Zwar spekuliert FDP-Parteichef Christian Lindner auf den Bruch der Koalition. Mit seiner europapolitischen Annäherung an die zentralistischen Vorstellungen von Frankreichs Staatspräsident Emmanuel Macron biedert er sich ebenso beim französischen Präsidenten wie den Grünen an und öffnet damit erneut die Tür für Jamaica. Allerdings entfernt er sich damit von der liberalen Grundhaltung, die bislang immer das Prinzip der in Europa betont hat. Es wird nicht mehr lange dauern bis Lindner Gegenwind aus den eigenen Reihen erfährt. Zudem positioniert sich die neue CDU-Parteichefin europapolitisch in Konkurrenz zu Macron. Sie fordert die Stärkung der Nationalstaaten.
In der CDU setzt sich AKK zwar vorsichtig von ihrer Förderin Angela Merkel ab. Sie nähert sich dazu dem Wirtschaftsflügel der Partei an. Zugleich gibt sie sich wertekonservativ. Aber den Sturz Merkels traut sie sich (bisher) nicht zu. Und Merkel selbst hat vor, bis zum Ende der Amtszeit durchzuhalten.

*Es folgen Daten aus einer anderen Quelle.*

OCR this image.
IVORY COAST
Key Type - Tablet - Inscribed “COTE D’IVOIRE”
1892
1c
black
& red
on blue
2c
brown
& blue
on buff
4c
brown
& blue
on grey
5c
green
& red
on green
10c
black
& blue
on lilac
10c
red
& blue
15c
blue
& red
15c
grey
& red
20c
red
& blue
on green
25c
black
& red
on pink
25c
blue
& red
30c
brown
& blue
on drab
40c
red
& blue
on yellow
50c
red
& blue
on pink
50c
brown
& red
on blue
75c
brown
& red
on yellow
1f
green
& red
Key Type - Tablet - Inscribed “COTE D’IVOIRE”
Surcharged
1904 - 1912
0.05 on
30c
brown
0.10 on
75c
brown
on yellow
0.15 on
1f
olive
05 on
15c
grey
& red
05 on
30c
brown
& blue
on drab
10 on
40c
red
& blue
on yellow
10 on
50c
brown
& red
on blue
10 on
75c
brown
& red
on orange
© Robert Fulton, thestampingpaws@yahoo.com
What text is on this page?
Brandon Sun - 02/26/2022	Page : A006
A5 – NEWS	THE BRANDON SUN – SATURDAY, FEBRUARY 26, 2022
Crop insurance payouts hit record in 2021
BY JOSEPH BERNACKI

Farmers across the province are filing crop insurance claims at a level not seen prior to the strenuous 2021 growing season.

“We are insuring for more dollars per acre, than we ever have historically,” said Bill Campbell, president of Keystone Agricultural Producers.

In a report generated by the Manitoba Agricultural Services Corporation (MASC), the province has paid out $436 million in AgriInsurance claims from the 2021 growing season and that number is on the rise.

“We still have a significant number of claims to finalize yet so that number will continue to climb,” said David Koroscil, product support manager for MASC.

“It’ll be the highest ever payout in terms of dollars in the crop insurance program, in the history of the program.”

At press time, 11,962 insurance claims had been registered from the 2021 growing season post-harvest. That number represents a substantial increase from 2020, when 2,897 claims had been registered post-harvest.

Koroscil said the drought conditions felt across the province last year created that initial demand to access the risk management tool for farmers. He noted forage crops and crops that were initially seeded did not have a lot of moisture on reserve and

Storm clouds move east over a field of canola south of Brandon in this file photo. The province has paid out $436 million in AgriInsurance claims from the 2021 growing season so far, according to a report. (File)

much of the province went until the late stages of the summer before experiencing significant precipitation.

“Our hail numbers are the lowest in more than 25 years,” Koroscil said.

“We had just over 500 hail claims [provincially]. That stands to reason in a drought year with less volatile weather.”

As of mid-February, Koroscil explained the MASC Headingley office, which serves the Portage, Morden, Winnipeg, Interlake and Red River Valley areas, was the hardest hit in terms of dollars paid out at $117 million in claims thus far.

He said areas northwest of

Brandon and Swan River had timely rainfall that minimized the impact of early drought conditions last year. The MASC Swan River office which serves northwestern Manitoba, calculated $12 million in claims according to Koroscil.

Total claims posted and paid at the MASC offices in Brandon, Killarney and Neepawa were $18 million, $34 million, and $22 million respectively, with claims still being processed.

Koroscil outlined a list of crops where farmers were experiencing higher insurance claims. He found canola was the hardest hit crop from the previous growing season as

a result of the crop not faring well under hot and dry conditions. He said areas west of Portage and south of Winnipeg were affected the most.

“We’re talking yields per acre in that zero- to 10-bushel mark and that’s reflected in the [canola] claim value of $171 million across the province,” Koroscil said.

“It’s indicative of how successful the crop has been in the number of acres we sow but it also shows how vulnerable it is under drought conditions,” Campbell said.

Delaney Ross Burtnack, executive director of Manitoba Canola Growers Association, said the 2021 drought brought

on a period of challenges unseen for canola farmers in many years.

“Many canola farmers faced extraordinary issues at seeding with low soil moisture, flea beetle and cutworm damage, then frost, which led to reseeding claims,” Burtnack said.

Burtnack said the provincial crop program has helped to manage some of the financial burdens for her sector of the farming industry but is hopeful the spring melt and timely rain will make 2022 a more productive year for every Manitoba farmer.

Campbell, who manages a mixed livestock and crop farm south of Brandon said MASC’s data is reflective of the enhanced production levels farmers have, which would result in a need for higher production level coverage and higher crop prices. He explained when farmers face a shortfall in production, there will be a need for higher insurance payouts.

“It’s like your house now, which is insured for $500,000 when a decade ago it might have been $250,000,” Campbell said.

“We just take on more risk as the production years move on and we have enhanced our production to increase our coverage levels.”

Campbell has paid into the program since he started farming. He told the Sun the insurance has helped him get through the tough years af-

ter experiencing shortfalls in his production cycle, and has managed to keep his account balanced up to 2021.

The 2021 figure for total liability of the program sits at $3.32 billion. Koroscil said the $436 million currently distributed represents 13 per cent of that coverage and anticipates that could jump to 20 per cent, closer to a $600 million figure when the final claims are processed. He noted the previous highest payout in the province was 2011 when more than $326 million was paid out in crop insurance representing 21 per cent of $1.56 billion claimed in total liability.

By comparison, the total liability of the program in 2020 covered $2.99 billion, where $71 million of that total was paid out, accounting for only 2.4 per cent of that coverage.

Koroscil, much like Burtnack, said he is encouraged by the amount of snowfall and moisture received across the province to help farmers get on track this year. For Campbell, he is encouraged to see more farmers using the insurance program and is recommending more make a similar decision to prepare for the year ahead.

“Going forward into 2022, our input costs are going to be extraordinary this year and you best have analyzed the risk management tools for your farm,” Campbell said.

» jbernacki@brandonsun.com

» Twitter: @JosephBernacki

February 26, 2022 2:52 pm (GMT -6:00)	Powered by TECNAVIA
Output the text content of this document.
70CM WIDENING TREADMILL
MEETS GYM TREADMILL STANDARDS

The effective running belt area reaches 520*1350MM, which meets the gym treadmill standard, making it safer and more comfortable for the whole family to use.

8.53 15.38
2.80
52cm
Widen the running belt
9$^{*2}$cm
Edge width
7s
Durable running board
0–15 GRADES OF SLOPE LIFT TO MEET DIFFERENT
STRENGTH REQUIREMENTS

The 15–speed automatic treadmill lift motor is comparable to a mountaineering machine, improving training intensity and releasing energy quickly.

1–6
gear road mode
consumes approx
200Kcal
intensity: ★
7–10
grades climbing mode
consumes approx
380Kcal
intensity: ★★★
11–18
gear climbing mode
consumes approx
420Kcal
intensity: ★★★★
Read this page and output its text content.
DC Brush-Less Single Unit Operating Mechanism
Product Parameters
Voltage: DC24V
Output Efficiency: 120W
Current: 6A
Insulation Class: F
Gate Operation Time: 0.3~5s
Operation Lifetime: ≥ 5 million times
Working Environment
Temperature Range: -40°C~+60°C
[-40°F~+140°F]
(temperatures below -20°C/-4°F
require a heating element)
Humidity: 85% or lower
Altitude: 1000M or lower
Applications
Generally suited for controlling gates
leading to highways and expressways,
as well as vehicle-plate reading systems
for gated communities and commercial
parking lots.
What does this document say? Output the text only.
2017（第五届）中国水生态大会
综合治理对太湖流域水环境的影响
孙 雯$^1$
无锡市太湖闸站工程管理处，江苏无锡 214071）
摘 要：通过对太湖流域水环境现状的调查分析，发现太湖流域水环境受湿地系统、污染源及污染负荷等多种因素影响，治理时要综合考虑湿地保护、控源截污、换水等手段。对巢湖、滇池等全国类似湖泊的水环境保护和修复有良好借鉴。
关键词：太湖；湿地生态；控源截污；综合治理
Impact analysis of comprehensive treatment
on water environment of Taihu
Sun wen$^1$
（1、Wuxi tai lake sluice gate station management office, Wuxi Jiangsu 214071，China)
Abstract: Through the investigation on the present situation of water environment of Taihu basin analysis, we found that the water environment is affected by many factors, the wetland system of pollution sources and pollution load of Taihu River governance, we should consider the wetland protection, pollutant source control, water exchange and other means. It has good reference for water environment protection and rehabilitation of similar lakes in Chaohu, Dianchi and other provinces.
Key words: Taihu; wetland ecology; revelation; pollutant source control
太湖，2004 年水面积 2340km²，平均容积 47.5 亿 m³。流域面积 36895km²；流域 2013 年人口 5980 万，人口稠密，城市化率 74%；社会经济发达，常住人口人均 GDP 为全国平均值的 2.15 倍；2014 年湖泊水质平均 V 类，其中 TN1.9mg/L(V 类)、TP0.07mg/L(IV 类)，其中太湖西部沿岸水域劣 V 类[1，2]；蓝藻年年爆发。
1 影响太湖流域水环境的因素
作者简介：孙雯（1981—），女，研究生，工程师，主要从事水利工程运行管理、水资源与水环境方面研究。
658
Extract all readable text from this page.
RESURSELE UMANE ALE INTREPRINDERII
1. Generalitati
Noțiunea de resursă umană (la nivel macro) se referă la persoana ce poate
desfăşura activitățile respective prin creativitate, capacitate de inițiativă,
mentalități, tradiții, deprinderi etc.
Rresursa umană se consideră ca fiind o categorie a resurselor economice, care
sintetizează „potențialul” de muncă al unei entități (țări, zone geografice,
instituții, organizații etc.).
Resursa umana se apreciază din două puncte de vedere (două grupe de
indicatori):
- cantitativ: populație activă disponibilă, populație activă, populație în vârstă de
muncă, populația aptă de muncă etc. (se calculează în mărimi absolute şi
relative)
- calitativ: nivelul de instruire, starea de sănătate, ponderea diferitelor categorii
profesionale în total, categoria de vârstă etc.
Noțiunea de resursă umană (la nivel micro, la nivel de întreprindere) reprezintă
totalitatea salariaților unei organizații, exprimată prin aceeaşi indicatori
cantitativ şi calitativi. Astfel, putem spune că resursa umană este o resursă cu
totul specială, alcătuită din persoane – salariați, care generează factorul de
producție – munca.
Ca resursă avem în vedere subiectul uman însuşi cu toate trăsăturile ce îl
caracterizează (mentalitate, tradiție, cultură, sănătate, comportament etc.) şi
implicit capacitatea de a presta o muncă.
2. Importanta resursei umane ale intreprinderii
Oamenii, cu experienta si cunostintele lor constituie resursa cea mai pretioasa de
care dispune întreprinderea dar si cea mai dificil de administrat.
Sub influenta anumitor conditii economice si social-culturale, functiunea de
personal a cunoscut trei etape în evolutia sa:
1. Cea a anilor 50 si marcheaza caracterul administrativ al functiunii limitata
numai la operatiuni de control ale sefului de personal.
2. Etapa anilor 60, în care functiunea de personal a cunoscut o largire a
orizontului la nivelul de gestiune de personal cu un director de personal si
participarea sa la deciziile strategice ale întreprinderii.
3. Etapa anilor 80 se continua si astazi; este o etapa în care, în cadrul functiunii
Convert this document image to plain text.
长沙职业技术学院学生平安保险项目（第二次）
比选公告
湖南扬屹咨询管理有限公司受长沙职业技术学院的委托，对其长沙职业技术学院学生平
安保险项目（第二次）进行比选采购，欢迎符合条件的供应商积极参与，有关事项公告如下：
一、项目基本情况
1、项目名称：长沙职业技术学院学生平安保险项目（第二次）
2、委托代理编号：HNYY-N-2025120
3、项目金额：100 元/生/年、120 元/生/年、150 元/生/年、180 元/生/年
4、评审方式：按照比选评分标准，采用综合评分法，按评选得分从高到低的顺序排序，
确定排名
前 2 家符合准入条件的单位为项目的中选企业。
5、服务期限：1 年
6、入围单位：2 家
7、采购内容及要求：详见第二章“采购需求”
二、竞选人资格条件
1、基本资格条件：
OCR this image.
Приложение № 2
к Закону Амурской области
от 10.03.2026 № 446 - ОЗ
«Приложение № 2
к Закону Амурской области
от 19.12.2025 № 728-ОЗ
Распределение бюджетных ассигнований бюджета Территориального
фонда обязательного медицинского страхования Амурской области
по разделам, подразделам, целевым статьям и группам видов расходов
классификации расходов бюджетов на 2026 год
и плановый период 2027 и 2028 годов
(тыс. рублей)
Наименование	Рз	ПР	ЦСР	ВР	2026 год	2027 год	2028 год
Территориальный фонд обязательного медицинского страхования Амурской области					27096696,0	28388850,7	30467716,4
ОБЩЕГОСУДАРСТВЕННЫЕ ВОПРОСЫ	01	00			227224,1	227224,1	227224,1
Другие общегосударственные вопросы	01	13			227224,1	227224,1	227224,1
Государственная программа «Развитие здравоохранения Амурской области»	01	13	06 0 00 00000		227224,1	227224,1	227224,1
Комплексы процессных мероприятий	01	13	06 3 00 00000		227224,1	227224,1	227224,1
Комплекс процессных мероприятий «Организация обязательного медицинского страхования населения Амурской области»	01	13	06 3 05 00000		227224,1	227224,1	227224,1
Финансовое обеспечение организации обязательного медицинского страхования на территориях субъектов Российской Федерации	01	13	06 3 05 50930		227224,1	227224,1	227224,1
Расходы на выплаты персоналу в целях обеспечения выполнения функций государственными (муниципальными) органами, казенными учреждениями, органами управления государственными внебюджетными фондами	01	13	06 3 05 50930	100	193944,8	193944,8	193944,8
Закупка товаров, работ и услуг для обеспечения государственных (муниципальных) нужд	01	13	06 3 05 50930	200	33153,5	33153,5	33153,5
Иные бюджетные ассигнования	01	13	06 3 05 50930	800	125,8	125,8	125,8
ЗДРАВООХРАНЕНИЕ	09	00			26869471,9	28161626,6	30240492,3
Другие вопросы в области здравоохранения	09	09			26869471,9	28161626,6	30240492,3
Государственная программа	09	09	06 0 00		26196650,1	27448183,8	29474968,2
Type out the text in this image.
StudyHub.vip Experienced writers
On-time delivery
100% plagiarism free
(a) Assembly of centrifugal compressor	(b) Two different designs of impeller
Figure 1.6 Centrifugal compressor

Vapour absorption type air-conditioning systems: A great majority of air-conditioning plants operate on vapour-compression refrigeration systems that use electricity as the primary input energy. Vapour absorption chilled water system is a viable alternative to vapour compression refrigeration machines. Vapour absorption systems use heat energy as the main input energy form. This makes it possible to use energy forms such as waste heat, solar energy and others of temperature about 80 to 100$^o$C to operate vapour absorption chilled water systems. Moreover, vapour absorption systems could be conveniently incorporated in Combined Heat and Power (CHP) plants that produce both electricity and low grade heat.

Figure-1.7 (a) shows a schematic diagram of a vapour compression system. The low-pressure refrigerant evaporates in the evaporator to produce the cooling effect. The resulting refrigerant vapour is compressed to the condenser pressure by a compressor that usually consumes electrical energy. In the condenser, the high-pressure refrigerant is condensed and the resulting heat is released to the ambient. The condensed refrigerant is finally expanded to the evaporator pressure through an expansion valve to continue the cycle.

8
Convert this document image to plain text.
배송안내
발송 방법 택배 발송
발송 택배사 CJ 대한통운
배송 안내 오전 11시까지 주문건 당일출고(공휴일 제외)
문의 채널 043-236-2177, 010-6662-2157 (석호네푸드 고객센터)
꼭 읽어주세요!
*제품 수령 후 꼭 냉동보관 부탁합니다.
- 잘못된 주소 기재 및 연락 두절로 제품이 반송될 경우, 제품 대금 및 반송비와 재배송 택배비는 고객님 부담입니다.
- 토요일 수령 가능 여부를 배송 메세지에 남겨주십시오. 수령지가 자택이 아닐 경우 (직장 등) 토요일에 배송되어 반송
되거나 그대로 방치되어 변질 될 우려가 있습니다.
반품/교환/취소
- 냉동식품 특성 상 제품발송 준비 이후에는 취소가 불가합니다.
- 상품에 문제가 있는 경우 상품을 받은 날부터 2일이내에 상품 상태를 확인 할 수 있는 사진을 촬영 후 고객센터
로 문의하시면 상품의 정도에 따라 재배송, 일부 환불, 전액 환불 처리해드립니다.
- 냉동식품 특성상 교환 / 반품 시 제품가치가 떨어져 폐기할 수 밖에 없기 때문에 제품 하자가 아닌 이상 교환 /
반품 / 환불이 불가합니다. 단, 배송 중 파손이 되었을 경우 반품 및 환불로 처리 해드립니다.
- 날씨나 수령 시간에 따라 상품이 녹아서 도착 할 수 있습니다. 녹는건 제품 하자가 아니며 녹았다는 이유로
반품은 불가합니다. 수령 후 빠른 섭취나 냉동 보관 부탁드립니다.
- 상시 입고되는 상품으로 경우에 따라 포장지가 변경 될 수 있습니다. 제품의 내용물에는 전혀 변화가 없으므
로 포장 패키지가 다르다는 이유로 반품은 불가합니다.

Die Grünen hadern wiederum mit dem politischen Schwenk der neuen CDU-Chefin. Sie wissen: Weder in der Asylpolitik, noch in der Sozialpolitik, noch in der Umweltpolitik (Auto) käme man mit der AKK-CDU auf einen Nenner.

Fazit

Auch in der aktuellen Debatte gilt: viel Rauch, wenig Feuer. Aber natürlich lähmt das die Regierungsarbeit.